The story of how the guidelines wound up in that journal illustrates how money and medicine intersect and opens a window into the arcane world of the medical publications that land on doctors' desks and influence the treatment patients receive.
The guidelines appeared in a supplement to the 30,000-circulation journal instead of in its regular pages, meaning that the recommendations, which even the authors concede are not supported by rock-solid evidence, were not subjected to the standard review process.
It also meant the authors had to pay to have their recommendations published. To raise the money, the physicians sent letters of appeal to a half-dozen major pharmaceutical companies, receiving $55,800 from the maker of the blockbuster cholesterol-lowering drug Lipitor,
``The whole thing sounds like a conflicted mess, from the recommendations that they're making to the issue of how these journal supplements work," said Dr. Jerome P. Kassirer, top editor of The New England Journal of Medicine through most of the 1990s and an outspoken critic of the intrusion of financial interests into the scientific process.
Cardiovascular disease is the nation's number one cause of death, responsible for more than 900,000 deaths every year. Doctors call it the silent killer because, for many patients, a lethal heart attack or stroke is the first symptom.
``There's a sense of disappointment on everybody's part that we haven't managed to prevent cardiac disease better," said Dr. Pamela Douglas, chief of cardiovascular medicine at Duke University and an author of the new screening guidelines.
So Douglas and the 26 other authors of what they dubbed the Screening for Heart Attack Prevention and Education Task Force Report came up with what they describe as a better way.
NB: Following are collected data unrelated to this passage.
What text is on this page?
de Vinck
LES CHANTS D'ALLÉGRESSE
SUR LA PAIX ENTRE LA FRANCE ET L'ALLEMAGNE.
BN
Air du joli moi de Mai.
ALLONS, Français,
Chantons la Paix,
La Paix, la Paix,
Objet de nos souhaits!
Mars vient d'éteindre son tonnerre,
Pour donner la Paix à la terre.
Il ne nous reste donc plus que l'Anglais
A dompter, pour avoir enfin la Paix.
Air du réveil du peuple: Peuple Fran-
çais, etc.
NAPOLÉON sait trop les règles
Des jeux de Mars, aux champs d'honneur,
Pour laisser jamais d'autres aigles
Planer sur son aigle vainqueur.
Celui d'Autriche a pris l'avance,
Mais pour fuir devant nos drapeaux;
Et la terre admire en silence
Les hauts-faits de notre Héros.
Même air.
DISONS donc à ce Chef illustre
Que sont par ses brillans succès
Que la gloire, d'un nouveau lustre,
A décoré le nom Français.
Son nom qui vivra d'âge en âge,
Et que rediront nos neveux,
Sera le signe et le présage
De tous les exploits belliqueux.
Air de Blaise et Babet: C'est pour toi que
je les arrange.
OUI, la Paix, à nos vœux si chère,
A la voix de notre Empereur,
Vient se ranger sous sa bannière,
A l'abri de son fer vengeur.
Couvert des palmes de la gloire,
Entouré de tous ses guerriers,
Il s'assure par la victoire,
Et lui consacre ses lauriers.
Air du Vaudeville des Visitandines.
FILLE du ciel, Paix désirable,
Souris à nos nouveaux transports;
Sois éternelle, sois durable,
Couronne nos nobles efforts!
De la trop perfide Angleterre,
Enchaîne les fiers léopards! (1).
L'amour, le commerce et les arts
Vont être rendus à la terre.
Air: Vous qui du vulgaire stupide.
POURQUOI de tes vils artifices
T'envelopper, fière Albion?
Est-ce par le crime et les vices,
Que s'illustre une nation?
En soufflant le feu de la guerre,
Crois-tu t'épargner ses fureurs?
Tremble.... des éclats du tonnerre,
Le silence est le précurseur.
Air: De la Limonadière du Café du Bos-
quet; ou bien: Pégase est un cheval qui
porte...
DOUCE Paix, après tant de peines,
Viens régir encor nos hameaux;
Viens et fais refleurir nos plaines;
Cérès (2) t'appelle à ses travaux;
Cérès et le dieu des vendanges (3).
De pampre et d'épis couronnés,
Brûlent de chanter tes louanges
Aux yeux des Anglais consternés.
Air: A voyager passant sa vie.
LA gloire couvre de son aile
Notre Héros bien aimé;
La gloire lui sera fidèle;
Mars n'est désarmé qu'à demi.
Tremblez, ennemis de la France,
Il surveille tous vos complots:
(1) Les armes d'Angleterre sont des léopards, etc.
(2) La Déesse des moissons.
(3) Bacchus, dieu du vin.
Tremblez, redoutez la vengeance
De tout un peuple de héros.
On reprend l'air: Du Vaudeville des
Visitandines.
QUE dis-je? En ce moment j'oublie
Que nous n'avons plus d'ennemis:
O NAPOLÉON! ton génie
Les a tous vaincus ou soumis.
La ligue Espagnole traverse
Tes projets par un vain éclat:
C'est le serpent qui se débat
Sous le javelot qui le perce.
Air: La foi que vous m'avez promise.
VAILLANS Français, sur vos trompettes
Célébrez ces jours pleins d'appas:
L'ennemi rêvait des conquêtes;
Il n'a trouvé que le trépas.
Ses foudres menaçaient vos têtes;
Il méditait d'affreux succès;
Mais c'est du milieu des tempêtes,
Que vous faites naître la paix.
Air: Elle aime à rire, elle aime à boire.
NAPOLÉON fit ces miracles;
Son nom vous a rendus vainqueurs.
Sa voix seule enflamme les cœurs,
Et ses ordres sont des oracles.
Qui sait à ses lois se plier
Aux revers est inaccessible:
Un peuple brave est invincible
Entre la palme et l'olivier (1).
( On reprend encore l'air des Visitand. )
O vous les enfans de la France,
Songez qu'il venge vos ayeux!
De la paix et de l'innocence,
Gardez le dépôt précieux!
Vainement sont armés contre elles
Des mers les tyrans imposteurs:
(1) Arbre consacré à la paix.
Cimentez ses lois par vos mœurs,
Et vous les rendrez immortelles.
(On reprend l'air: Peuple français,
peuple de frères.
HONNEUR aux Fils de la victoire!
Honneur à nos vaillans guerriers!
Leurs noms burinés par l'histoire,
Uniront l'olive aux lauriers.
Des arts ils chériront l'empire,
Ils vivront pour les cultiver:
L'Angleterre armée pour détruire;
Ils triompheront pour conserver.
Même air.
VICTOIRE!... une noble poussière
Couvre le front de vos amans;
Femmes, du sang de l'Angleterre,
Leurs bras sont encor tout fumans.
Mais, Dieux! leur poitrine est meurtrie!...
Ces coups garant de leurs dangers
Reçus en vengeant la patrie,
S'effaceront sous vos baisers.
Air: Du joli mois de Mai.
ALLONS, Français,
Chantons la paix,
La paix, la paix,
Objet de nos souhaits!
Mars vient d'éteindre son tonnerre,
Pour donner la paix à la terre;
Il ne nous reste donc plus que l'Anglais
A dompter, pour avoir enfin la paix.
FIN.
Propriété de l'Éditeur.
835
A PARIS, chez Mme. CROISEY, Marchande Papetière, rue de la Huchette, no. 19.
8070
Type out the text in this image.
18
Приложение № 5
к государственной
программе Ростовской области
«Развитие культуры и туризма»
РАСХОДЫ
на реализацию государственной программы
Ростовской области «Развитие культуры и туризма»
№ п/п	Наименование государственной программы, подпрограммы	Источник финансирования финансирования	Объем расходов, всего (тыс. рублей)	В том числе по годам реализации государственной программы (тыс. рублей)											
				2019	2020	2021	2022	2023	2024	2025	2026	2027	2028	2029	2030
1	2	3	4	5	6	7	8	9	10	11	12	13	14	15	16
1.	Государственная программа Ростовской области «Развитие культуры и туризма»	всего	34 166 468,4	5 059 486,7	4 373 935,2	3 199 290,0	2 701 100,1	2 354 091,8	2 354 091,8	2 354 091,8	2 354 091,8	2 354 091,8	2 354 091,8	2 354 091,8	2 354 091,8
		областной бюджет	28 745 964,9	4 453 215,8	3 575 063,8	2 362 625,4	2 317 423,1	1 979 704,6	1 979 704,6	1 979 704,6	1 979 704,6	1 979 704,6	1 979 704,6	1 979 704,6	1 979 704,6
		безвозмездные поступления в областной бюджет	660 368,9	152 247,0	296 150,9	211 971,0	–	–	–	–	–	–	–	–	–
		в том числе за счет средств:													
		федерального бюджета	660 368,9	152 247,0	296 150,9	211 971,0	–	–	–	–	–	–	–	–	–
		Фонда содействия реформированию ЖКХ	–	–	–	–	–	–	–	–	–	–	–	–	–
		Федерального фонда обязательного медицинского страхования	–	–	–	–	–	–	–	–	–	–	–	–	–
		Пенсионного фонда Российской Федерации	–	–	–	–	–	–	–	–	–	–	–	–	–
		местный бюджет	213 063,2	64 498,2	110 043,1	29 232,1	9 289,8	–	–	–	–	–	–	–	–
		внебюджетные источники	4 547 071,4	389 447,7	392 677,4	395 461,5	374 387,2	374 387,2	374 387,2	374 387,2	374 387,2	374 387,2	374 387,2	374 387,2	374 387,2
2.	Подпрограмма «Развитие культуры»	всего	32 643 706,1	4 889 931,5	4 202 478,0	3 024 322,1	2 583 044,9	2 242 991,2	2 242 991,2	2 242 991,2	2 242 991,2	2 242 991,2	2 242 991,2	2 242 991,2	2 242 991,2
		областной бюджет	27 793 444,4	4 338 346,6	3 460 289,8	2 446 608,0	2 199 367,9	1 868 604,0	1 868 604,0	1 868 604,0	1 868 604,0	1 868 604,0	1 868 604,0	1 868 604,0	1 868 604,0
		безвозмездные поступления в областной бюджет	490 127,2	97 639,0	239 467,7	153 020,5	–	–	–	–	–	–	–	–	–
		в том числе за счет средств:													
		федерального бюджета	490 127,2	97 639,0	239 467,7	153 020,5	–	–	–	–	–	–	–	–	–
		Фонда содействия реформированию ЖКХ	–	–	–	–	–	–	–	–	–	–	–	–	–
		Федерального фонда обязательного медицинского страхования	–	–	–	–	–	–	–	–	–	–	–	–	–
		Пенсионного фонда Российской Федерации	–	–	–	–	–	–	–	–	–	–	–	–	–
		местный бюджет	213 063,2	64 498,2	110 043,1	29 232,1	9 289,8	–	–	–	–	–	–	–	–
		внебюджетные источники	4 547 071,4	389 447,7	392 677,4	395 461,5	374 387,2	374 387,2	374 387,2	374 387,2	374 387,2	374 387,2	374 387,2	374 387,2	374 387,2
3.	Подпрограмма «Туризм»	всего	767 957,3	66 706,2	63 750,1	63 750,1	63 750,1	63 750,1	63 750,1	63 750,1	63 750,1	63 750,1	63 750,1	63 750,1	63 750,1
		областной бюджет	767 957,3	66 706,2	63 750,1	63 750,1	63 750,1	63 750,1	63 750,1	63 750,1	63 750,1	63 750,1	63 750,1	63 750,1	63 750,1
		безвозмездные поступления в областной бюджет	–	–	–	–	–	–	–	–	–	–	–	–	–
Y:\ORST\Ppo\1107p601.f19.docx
It involves two screening tests that, they said, allow doctors to actually see evidence of cardiovascular disease, rather than depending, as doctors do now, on risk factors -- such as age, smoking history, and cholesterol levels -- to suggest there might be problems.
``We need something more than risk factors," said Dr. Victoria L.M. Herrera, a cardiology researcher at Boston University School of Medicine and another author of the guidelines. ``What we're putting forward is the monitoring of an actual disease, to catch it fast and early."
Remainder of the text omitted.